No ano em que celebra 25 anos de atividade, o BCSD Portugal – Conselho Empresarial para o Desenvolvimento Sustentável reuniu os Presidentes das suas empresas-membro num jantar que, além de comemorativo, marcou um momento de compromisso coletivo: a assinatura da Carta às Empresas do Futuro, um documento dirigido às gerações empresariais de 2050, escrito a meio de um percurso de 25 anos de sustentabilidade em Portugal.
Uma carta ao futuro, escrita e assinada no presente.

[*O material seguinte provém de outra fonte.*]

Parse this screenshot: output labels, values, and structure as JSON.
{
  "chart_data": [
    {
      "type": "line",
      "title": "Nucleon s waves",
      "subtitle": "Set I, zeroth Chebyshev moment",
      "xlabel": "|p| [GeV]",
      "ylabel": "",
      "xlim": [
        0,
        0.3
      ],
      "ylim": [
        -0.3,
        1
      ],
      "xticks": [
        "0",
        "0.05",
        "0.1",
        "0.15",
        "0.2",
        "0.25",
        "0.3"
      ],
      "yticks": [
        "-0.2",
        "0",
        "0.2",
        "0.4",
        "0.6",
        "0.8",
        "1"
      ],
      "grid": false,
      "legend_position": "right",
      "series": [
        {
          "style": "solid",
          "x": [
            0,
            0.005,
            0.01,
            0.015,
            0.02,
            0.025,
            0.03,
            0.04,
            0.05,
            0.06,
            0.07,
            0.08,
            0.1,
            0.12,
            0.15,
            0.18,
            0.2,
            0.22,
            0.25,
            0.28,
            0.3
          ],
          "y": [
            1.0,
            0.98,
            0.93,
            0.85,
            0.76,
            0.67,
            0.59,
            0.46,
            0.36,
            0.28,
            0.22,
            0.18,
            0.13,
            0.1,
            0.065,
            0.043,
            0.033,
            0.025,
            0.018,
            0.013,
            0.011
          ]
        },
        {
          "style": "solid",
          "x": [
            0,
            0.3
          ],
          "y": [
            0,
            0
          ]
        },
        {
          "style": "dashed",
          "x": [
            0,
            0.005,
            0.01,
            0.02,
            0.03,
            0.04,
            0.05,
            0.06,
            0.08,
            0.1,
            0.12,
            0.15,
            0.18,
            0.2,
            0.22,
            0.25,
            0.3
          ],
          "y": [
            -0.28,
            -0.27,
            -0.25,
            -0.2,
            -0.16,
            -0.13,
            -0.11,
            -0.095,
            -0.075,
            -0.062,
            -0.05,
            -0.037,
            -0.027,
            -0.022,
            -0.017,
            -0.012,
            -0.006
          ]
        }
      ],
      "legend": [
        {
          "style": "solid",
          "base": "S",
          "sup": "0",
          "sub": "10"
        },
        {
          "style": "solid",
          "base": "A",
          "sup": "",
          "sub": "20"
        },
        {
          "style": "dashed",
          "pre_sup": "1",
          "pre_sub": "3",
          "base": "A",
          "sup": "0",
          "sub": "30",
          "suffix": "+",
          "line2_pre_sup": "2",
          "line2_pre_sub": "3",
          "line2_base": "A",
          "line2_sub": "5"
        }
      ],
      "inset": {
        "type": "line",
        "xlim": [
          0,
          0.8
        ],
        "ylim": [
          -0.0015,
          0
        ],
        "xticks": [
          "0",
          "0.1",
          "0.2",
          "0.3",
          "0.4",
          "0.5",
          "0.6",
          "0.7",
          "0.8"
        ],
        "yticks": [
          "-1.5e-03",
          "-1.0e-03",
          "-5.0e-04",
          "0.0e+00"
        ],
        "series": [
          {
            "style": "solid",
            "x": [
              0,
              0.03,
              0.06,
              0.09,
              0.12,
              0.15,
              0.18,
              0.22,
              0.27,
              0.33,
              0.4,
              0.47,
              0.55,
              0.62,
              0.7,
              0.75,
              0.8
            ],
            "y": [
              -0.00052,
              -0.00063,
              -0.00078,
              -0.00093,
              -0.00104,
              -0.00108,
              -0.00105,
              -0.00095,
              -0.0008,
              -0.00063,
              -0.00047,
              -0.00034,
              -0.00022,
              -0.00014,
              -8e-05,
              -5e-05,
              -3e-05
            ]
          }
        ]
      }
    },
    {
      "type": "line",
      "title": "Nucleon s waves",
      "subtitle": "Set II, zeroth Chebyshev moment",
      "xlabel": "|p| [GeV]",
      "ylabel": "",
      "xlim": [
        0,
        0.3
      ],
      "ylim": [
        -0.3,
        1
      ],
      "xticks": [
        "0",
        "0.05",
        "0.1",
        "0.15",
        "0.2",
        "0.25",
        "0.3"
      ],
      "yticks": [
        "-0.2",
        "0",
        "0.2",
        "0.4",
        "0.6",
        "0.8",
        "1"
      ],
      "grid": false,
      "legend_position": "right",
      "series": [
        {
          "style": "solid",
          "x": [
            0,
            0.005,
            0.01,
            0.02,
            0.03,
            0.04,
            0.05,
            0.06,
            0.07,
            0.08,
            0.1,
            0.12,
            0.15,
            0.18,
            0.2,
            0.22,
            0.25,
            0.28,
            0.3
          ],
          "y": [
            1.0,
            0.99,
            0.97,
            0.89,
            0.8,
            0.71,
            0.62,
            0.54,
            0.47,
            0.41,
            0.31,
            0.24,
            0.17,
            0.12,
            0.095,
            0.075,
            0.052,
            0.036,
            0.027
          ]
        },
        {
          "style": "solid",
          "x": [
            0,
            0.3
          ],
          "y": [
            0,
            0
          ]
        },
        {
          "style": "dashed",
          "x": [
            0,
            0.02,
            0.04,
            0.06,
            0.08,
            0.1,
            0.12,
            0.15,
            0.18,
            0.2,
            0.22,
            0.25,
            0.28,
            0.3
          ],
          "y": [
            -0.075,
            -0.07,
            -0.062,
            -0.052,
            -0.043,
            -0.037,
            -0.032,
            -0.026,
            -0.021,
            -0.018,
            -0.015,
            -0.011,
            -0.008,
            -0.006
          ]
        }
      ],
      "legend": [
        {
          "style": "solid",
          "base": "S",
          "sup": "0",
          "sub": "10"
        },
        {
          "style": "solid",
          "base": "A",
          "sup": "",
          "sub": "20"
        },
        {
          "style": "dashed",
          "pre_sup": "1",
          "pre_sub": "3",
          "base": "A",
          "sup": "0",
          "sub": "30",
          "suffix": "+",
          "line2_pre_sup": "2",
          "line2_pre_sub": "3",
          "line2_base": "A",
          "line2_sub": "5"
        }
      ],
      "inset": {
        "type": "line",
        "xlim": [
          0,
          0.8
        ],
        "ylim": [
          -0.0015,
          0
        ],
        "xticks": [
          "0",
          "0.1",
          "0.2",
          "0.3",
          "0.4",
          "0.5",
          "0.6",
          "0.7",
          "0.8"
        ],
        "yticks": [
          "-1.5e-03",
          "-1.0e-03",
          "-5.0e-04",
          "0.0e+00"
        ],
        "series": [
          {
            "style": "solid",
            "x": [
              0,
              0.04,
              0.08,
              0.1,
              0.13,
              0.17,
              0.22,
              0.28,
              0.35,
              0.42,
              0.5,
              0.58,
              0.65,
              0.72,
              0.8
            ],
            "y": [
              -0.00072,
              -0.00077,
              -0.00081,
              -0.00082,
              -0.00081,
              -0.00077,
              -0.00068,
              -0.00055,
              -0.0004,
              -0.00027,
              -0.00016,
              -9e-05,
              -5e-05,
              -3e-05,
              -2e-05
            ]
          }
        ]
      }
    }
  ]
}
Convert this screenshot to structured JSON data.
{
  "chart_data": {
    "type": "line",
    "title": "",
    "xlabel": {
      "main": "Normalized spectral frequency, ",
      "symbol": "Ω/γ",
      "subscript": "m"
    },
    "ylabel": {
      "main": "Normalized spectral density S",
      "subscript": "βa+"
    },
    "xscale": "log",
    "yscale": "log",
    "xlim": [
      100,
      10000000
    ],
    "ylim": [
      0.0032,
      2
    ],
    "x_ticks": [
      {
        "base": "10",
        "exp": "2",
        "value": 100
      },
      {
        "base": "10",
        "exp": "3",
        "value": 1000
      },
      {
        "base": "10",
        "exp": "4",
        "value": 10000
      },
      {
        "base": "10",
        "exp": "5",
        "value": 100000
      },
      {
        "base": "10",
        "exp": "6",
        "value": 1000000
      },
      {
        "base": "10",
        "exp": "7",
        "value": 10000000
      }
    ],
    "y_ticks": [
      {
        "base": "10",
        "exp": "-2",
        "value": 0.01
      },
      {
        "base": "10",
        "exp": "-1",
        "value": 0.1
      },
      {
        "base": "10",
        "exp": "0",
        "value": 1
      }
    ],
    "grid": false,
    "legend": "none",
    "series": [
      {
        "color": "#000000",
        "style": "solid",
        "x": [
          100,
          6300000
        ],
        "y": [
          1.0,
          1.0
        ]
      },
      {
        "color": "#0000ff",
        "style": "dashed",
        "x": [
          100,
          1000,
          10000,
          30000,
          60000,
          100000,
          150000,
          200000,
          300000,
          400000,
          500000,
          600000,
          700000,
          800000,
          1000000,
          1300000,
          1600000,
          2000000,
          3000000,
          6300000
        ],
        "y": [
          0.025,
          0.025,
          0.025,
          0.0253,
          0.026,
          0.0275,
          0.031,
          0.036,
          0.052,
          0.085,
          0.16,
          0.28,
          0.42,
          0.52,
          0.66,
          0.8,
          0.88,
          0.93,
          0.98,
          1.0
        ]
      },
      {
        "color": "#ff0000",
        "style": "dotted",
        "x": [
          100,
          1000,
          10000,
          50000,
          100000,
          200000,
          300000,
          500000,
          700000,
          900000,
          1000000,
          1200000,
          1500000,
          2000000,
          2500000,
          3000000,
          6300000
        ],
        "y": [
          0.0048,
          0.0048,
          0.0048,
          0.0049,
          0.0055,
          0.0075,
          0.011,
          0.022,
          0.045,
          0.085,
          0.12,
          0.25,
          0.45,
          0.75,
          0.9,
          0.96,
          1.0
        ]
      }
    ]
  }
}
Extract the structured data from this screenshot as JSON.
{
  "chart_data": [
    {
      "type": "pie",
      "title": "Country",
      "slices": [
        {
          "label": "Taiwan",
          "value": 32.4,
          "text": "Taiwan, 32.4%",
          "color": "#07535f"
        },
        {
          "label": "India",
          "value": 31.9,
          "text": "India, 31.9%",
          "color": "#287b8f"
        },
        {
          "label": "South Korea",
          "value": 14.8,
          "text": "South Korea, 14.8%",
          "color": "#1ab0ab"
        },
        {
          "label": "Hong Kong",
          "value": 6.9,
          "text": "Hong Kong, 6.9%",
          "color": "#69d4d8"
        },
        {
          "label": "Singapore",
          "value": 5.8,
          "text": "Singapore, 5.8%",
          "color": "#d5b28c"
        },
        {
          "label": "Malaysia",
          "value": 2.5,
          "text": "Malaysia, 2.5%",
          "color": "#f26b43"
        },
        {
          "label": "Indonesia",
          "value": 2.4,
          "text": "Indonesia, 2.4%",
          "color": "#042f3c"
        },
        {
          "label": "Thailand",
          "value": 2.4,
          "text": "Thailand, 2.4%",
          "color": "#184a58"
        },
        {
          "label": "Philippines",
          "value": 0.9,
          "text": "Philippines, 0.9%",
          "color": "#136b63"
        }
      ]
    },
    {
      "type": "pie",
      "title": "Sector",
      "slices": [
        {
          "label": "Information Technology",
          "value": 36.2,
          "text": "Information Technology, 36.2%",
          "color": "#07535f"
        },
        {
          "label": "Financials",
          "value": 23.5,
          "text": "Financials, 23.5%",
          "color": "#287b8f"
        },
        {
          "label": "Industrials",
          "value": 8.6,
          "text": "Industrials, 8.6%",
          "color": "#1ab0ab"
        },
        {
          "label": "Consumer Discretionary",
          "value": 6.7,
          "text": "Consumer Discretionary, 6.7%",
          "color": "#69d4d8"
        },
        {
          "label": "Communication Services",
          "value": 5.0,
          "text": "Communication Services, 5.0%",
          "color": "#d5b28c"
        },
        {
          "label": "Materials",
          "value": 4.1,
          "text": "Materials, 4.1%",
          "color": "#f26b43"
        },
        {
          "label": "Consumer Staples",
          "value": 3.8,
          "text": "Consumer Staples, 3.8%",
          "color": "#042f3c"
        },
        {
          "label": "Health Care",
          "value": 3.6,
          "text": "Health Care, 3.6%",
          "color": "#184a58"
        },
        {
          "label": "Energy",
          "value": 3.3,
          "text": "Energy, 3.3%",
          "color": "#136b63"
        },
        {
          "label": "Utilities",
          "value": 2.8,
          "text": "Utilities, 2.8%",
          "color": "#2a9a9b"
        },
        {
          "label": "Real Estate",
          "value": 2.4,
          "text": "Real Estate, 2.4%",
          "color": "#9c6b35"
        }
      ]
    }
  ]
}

A Carta às Empresas do Futuro foi redigida pelas empresas do BCSD Portugal em 2026 e dirige-se às suas congéneres de 2050. Reconhece que a transformação é contínua, exige inovação permanente, resposta às mudanças do mercado e criação de valor sustentável, e afirma que impacto positivo e desempenho económico não são opostos: reforçam-se mutuamente quando existe propósito. O documento deixa também um alerta claro: numa era de crescente desinformação, liderar pelo exemplo, de forma transparente, coerente e ética, tornou-se uma condição incontornável para a credibilidade do setor privado.
A assinatura da Carta às Empresas do Futuro assinala também o início da construção colaborativa da Visão 2050 do BCSD Portugal, que mobilizará as empresas-membro em torno de três pilares: afirmar a sustentabilidade como motor de competitividade, inovação e prosperidade; reforçar o papel das empresas como agentes centrais da transformação sistémica; e promover uma construção coletiva orientada para acelerar a inovação, a colaboração e o impacto positivo necessário para responder aos desafios ambientais, sociais e económicos. A Carta às Empresas do Futuro já foi assinada por 120 empresas-membro, representando mais de metade dos associados do BCSD Portugal.
Rita Nabeiro, Presidente da Direção do BCSD Portugal, sublinha o significado do momento: “Esta carta não é uma declaração de intenções, é um testemunho e um desafio. Se os últimos 25 anos foram sobre ganhar consciência e começar o caminho, os próximos 25 terão de ser sobre ganhar coragem e atuar com determinação. Deixar o campo da intenção e passar à ação. Num contexto de conflitos geopolíticos, aceleração climática e disrupção tecnológica, o setor empresarial não pode ficar à espera. É aqui, em momentos como este, com estas empresas, que se tomam as decisões que vão moldar o futuro”.

Visão 2050: um mapa para a transformação sistémica. Além do momento de networking e de celebração, os presentes, tiveram também oportunidade de conhecer o relatório Vision 2050: Time to Transform, apresentado pelo orador convidado James Gomme, do World Business Council for Sustainable Development (WBCSD), organização internacional à qual o BCSD Portugal pertence. O relatório estabelece um quadro de ação para que as empresas liderem as transformações sistémicas necessárias para que mais de nove mil milhões de pessoas possam viver bem, dentro dos limites planetários, até 2050.
Na sua apresentação, James Gomme destacou nove caminhos de transformação nas áreas de atividade empresarial essenciais para a sociedade, com 90 áreas de ação concretas. O relatório defende que as empresas não podem fazer a transformação acontecer sozinhas, é necessário influenciar e colaborar com as esferas essenciais à mudança: inovação e tecnologia, finanças e investimento, regulação e política pública, e o papel dos indivíduos enquanto agentes de mudança.
O relatório deixa ainda uma mensagem clara: o tempo para mudanças incrementais terminou. Perante a aceleração da crise climática, a perda de biodiversidade e o agravamento das desigualdades, as empresas têm um papel determinante na construção de uma economia mais resiliente, regenerativa e competitiva.
“O verdadeiro legado não é aquilo que cada um constrói isoladamente, mas aquilo que somos capazes de construir em conjunto. Quando as empresas se unem em torno de um propósito comum, a ambição deixa de ser uma aspiração e passa a ser um compromisso. Contamos com cada uma destas organizações para levar mais longe aquilo que hoje aqui iniciamos“, conclui Rita Nabeiro.